Grenoble: une distribution de tracts est-elle une manifestation? Un militant CGT à la barre

C'est la question posée mardi à la cour d'appel de Grenoble qui jugeait un militant CGT poursuivi pour organisation de manifestation non déclarée.

Quelque 150 personnes s'étaient rassemblées devant le palais de justice de Grenoble pour soutenir le prévenu, Pierre Coquan, ex-secrétaire général de la CGT du Rhône. "Militants, pas voyous!", scandaient les manifestants, alors qu'au même moment à Bobigny quinze salariés d'Air France étaient jugés pour l'affaire de la "chemise arrachée".

Le ministère public n'a pas requis de peine à l'encontre du prévenu. "L'infraction ne me semble pas établie", a estimé l'avocate générale. Pierre Coquan, retraité de 62 ans, avait été relaxé en première instance et en appel pour une distribution de tracts sur la réforme des retraites, organisée en août 2010 au péage de Villefranche-sur-Saône (Rhône) sur l'A6.

Entre 80 et 100 personnes avaient participé à cette action, qui n'a pas fait l'objet de plainte de la société concessionnaire de l'autoroute. "C'est très bon enfant, la circulation reste fluide, il n'y a pas de perturbation. Il ne se passe pas grand-chose", a décrit l'avocate générale à l'audience. "Une distribution de tracts, c'est quelque chose que nous faisons couramment. Nous ne demandons pas d'autorisation car ça ne gène en rien la circulation sur la voie publique", a relaté M. Coquan à la barre.

Suite à des poursuites du parquet, le tribunal de Villefranche-sur-Saône et la cour d'appel de Lyon avaient estimé qu'une distribution de tracts n'était pas une manifestation et n'était donc pas soumise au régime de déclaration préalable.

L’enjeu, c’est la liberté d’expression


Mais, dans un arrêt du 9 février 2016, la cour de cassation a jugé que la cour d'appel de Lyon avait violé la loi en estimant qu'une manifestation s'accompagnait nécessairement de chants, banderoles, bannières, slogans et moyens de sonorisation, des "conditions" qui ne sont pas prévues par les textes.

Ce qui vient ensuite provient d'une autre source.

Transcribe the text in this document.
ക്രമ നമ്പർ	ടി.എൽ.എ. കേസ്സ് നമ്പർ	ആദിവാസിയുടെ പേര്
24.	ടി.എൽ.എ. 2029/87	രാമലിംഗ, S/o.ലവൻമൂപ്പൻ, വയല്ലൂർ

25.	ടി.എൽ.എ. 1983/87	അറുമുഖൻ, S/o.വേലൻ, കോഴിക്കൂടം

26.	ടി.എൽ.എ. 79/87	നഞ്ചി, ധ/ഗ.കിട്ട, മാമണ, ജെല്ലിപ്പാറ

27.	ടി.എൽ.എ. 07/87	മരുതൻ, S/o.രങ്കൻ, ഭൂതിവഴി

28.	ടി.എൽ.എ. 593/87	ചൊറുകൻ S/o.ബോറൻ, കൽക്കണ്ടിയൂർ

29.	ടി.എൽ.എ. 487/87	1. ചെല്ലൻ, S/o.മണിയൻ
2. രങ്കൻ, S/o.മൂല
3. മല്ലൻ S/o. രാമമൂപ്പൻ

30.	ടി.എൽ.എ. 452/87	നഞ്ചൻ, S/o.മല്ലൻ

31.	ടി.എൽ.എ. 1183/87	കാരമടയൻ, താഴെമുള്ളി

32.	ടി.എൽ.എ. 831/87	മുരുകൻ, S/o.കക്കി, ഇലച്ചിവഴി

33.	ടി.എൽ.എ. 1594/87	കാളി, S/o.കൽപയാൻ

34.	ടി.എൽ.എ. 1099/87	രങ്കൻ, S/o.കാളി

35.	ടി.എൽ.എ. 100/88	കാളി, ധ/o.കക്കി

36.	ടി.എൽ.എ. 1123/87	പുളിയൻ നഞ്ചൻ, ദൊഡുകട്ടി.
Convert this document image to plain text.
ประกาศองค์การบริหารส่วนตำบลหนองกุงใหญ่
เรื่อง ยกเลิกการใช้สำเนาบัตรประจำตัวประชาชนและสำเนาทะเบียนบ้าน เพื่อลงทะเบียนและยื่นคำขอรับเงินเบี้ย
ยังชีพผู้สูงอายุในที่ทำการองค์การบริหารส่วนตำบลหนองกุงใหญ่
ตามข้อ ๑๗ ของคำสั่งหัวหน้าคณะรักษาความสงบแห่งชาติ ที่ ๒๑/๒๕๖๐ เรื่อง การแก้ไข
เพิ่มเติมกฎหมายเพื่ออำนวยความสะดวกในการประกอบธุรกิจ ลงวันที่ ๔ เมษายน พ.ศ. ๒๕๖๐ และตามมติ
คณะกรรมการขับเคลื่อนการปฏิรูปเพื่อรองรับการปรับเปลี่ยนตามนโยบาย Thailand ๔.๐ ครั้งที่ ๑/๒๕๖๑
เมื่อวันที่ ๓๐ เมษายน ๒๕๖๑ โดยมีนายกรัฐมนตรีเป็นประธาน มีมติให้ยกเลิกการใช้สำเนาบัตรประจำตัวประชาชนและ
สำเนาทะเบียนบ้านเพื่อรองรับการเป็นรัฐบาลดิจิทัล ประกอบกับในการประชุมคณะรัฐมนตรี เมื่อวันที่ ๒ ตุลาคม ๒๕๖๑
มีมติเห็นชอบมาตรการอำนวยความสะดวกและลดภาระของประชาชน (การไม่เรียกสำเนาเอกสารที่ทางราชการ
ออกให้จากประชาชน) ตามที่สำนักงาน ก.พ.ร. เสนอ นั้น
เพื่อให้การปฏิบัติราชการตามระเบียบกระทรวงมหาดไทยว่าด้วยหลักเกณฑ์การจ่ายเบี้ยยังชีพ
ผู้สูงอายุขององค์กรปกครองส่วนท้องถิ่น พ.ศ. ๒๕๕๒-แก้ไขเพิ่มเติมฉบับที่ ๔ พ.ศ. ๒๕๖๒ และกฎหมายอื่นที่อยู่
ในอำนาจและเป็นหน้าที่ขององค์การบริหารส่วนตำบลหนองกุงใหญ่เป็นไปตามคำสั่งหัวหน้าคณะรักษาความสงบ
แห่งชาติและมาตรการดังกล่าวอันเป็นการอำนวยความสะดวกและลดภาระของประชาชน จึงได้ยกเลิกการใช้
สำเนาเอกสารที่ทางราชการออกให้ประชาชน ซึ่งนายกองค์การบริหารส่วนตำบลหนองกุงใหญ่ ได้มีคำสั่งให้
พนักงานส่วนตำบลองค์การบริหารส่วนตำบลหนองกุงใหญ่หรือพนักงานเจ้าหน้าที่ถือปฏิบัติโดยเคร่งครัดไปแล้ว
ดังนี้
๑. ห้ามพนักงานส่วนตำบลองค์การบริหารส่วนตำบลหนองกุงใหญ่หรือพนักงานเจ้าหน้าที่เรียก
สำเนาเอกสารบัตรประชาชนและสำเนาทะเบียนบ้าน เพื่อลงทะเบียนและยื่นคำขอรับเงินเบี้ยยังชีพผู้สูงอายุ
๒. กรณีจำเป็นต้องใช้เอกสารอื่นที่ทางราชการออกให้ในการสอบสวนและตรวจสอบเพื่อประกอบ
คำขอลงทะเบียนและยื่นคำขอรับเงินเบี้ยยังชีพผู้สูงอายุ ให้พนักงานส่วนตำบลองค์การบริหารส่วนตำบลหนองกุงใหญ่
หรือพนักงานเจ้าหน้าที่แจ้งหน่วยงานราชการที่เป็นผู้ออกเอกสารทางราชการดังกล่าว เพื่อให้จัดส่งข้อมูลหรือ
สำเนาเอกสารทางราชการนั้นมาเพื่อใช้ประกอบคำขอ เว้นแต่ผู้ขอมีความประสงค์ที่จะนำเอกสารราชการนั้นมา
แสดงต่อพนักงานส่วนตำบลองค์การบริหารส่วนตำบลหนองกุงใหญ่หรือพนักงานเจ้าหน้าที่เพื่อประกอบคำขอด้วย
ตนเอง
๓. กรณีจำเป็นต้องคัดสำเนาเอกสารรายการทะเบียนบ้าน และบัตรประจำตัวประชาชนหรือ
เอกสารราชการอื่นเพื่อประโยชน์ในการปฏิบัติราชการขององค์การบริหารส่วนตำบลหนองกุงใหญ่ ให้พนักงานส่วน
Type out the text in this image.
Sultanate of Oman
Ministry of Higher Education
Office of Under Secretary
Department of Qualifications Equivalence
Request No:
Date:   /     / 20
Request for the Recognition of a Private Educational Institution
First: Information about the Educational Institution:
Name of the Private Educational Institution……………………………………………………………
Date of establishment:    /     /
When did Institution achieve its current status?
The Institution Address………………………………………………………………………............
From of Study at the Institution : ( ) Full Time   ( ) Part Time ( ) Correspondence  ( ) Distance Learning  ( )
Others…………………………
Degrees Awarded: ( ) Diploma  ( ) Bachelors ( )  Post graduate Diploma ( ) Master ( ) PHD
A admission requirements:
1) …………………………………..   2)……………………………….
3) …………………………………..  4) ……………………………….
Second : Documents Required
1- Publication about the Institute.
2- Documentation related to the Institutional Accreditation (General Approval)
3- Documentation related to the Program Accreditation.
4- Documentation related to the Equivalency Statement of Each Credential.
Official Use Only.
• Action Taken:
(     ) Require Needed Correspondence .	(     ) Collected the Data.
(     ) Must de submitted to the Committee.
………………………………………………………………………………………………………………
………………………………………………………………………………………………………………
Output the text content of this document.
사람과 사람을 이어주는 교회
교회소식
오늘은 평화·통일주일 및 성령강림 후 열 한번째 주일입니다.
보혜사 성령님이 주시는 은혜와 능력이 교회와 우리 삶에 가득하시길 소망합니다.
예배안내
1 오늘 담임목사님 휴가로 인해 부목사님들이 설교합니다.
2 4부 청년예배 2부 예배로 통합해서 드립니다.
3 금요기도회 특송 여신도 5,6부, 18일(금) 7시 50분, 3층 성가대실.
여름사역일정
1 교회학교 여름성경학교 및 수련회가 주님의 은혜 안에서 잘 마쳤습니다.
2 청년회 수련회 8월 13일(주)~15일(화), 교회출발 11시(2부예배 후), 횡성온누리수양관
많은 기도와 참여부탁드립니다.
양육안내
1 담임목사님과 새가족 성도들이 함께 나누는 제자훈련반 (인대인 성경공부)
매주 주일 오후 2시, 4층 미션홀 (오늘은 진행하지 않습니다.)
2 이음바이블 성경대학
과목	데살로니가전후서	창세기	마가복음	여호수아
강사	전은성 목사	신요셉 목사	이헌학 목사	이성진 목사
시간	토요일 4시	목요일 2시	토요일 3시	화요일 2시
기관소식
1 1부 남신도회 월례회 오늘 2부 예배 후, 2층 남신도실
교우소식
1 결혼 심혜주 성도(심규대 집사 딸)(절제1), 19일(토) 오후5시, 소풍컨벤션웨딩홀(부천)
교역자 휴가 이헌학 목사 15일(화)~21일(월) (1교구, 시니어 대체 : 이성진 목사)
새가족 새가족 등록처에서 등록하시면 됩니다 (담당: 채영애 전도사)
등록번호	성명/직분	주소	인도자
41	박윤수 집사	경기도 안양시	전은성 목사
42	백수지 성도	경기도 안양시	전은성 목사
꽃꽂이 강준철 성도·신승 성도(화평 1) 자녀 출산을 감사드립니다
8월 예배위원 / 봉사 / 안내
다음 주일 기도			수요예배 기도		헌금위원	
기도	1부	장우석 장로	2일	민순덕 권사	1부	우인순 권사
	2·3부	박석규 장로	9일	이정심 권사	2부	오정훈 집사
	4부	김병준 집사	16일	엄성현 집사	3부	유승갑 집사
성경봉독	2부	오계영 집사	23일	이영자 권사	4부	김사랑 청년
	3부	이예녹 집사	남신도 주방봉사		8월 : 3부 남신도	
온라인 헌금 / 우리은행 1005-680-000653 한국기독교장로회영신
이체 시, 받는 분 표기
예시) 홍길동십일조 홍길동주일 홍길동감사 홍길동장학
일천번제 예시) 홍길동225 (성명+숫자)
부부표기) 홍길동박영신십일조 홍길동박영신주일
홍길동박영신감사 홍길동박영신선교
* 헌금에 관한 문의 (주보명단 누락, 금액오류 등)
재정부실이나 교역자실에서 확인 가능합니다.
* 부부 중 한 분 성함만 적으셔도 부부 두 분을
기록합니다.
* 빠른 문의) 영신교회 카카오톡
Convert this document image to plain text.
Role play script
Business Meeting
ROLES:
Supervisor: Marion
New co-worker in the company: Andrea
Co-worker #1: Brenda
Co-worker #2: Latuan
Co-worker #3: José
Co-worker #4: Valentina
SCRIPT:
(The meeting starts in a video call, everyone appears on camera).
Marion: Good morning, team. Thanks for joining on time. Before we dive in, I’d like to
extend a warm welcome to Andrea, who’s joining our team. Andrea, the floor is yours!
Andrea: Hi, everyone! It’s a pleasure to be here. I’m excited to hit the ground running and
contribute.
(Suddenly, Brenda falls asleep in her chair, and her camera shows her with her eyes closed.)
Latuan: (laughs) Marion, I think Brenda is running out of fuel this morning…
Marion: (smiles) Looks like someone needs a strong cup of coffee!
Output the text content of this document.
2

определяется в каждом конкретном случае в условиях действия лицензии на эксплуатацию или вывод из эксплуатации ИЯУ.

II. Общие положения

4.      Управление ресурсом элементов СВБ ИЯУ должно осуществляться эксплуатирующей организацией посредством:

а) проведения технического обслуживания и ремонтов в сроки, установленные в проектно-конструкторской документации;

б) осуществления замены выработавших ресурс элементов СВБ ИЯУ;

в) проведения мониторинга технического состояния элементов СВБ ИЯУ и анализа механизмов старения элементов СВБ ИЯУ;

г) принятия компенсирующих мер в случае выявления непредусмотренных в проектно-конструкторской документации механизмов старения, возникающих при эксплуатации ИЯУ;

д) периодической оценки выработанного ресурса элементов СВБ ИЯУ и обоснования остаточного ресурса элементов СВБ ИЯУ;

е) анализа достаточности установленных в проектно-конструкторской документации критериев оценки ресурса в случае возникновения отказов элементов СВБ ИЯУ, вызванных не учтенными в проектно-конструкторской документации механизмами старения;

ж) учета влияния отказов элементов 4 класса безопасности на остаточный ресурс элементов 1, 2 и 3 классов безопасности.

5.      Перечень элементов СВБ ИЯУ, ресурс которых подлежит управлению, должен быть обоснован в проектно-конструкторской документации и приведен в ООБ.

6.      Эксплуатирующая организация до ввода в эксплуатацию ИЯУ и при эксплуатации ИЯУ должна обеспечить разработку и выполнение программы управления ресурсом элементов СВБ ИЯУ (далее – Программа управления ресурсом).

Une manifestation est "un rassemblement, statique ou mobile, sur la voie publique, d'un groupe organisé de personnes aux fins d'exprimer collectivement et publiquement une opinion ou une volonté commune", a affirmé la chambre criminelle. "C'est la première fois que la cour de cassation définit ce qu'est une manifestation", a noté Me François Dumoulin, avocat du prévenu, en appelant les magistrats grenoblois à "préciser" cette définition pour préserver les libertés publiques.

"L'enjeu, c'est la liberté d'expression", a souligné Me Dumoulin. "Si on met tout dans le même sac, une distribution de tracts, un acte d'une extrême banalité, devra-t-elle être déclarée en préfecture?", s'est-il interrogé.

L'avocate générale a elle aussi appelé la cour à "réduire le plus possible" la définition de la manifestation pour éviter toute atteinte "aux libertés individuelles". La cour d'appel a mis sa décision en délibéré au 22 novembre.